Project Summary
Cancer is a leading cause of death worldwide. In the past few years, an average of around 18.1 million new
cases of cancer (per year) were diagnosed. Physicians often decide which treatment to give a patient with the
goals of prolonging overall survival, preventing recurrence, and minimizing complications. Generally,
Randomized Controlled Trials (RCTs) are used to determine the efficacy of one therapy versus another therapy
but are untenable in many situations due to ethical and financial constraints. Recent work has leveraged
observational data to develop machine learning models that capture the progression of chronic diseases such
as Cystic Fibrosis and Parkinson’s. However, using machine learning to determine treatment efficacy and
predict important clinical endpoints, such as overall survival (OS) or progression free survival (PFS), in cancer
has not been well studied. This gap in knowledge is due to a lack of benchmark cancer datasets, limited
sample sizes for rare cancers, and challenges specific to cancer management, such as tumor heterogeneity
within patients leading to differential treatment response. In spite of these challenges, recent methodological
improvements in machine learning, such as the use of inductive biases and auxiliary data to improve prediction
in data-scarce settings as well as improved treatment effect estimation methods, present an opportunity to test
the promise of machine learning in the cancer setting. Therefore, the overarching goal of the proposed
work is to develop methods that will enable training of machine learning models that capture the signal
in longitudinal, observational cancer data and ultimately improve prediction of clinical endpoints as
well as estimation of cancer treatment effects. As a case study and evaluation bed for my development of
these methods, I will focus on multiple myeloma, an incurable plasma cell cancer. Aim 1 of this proposal will
focus on improving prediction of survival endpoints and depth of treatment response. I will train a latent
variable model with a novel learning algorithm that will leverage auxiliary longitudinal data to improve the
power of the model, enabling better prediction of clinical endpoints. Aim 2 will tackle the related, yet distinct,
question of treatment effect estimation, particularly with respect to different combination chemotherapies.

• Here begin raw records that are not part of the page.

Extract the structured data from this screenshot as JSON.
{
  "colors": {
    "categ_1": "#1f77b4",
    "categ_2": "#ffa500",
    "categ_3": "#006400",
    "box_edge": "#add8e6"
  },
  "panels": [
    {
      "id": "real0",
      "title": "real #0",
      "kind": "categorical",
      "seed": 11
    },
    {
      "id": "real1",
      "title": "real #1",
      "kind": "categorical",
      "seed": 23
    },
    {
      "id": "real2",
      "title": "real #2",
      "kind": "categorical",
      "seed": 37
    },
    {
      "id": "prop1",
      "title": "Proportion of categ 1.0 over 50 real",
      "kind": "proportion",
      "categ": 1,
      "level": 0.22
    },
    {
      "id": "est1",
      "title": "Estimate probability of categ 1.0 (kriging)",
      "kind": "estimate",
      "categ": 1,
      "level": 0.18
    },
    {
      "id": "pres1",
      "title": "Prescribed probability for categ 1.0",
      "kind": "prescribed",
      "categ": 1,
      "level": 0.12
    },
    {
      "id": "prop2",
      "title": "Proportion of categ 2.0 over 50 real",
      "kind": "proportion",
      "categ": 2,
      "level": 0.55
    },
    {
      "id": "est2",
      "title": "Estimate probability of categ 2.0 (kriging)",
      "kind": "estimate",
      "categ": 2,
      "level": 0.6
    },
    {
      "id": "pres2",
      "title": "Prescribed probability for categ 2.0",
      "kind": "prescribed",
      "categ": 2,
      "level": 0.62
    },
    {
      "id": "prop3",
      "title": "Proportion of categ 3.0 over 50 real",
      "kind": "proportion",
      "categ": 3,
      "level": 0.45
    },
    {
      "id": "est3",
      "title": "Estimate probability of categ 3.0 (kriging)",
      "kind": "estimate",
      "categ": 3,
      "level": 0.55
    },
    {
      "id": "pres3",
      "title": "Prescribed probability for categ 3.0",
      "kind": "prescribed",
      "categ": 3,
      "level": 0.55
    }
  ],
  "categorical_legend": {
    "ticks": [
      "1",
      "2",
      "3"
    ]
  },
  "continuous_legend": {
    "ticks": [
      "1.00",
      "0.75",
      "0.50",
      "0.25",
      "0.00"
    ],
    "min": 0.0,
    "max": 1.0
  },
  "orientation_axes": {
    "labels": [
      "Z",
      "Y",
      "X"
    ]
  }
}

Meta-learner models will be used to estimate average and conditional average treatment effects. A sensitivity
analysis framework with clinically-interpretable sensitive parameters will be used to assess reliability of the
estimates. Finally, aim 3 will provide a machine learning decision support tool to augment physician decision
making in cancer management. A user study will be conducted with the tool to determine if it improves
physician assessment of patients. This proposal provides a general methodological framework that can be
applied to any cancer dataset and improves understanding of how to effectively use machine learning models
trained on observational data to improve care of cancer patients.